On the one hand, this is a nation of laws. If torture violates U.S. law -- and it does -- and if Americans engaged in torture -- and they did -- that cannot be ignored, forgotten, swept away. When other nations violate human rights, the United States objects and insists on some accounting. It can't ask less of itself. Yet this is also a nation where two political parties compete civilly and alternate power peacefully. Regimes do not seek vengeance, through the courts or otherwise, as they succeed each other. Were Obama to criminally investigate his predecessor for what George W. Bush believed to be decisions made in the national interest, it could trigger a debilitating, unending cycle.

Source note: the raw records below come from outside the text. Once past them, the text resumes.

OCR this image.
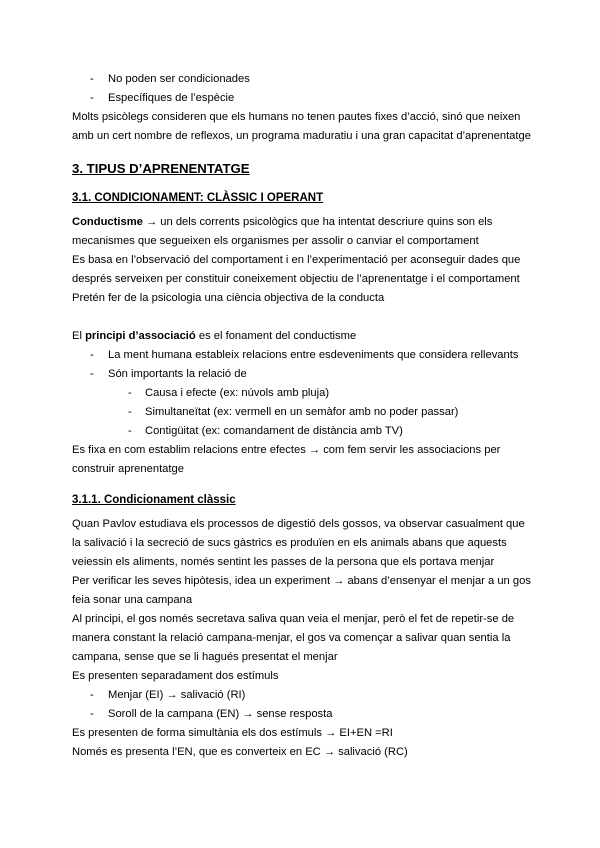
- No poden ser condicionades
- Específiques de l’espècie
Molts psicòlegs consideren que els humans no tenen pautes fixes d’acció, sinó que neixen
amb un cert nombre de reflexos, un programa maduratiu i una gran capacitat d’aprenentatge
3. TIPUS D’APRENENTATGE
3.1. CONDICIONAMENT: CLÀSSIC I OPERANT
Conductisme → un dels corrents psicològics que ha intentat descriure quins son els
mecanismes que segueixen els organismes per assolir o canviar el comportament
Es basa en l’observació del comportament i en l’experimentació per aconseguir dades que
després serveixen per constituir coneixement objectiu de l’aprenentatge i el comportament
Pretén fer de la psicologia una ciència objectiva de la conducta
El principi d’associació es el fonament del conductisme
- La ment humana estableix relacions entre esdeveniments que considera rellevants
- Són importants la relació de
- Causa i efecte (ex: núvols amb pluja)
- Simultaneïtat (ex: vermell en un semàfor amb no poder passar)
- Contigüitat (ex: comandament de distància amb TV)
Es fixa en com establim relacions entre efectes → com fem servir les associacions per
construir aprenentatge
3.1.1. Condicionament clàssic
Quan Pavlov estudiava els processos de digestió dels gossos, va observar casualment que
la salivació i la secreció de sucs gàstrics es produïen en els animals abans que aquests
veiessin els aliments, només sentint les passes de la persona que els portava menjar
Per verificar les seves hipòtesis, idea un experiment → abans d’ensenyar el menjar a un gos
feia sonar una campana
Al principi, el gos només secretava saliva quan veia el menjar, però el fet de repetir-se de
manera constant la relació campana-menjar, el gos va començar a salivar quan sentia la
campana, sense que se li hagués presentat el menjar
Es presenten separadament dos estímuls
- Menjar (EI) → salivació (RI)
- Soroll de la campana (EN) → sense resposta
Es presenten de forma simultània els dos estímuls → EI+EN =RI
Només es presenta l’EN, que es converteix en EC → salivació (RC)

There is a better, though not perfect, solution, one that the administration reportedly considered, rejected and should consider again: a high-level, respected commission to examine the choices made in the wake of Sept. 11, 2001, and their consequences. Such a commission would investigate not just the Bush administration but the government, including Congress. It would give former vice president Dick Cheney a forum to make his case on the necessity of "enhanced interrogation techniques." It would examine the efficacy of such techniques, if any, and the question of whether, even if they work, waterboarding and other methods long considered torture ever can be justified. But a fair-minded commission -- co-chaired by, say, former Supreme Court justices Sandra Day O'Connor and David Souter -- could help the nation come to grips with its past and show the world that America is serious about doing so. It could help Americans understand how this country came to engage in what many regard as vile and un-American practices. It might help the country respond better the next time it is frightened.
Senator Pat Leahy (D-VT) called for such a commission in March. Stuart Taylor discussed a similar idea in July, 2008 in Newsweek. Hiatt joins Taylor in suggesting that granting amnesty in exchange for the truth may avoid accusations of political revenge while enabling a clarified US policy for the future.
Though I would hesitate to give the policy-makers in the Bush administration a legal pass for sanctioning torture, I might consider doing so for a higher goal: ensuring that such practices are never repeated by this nation.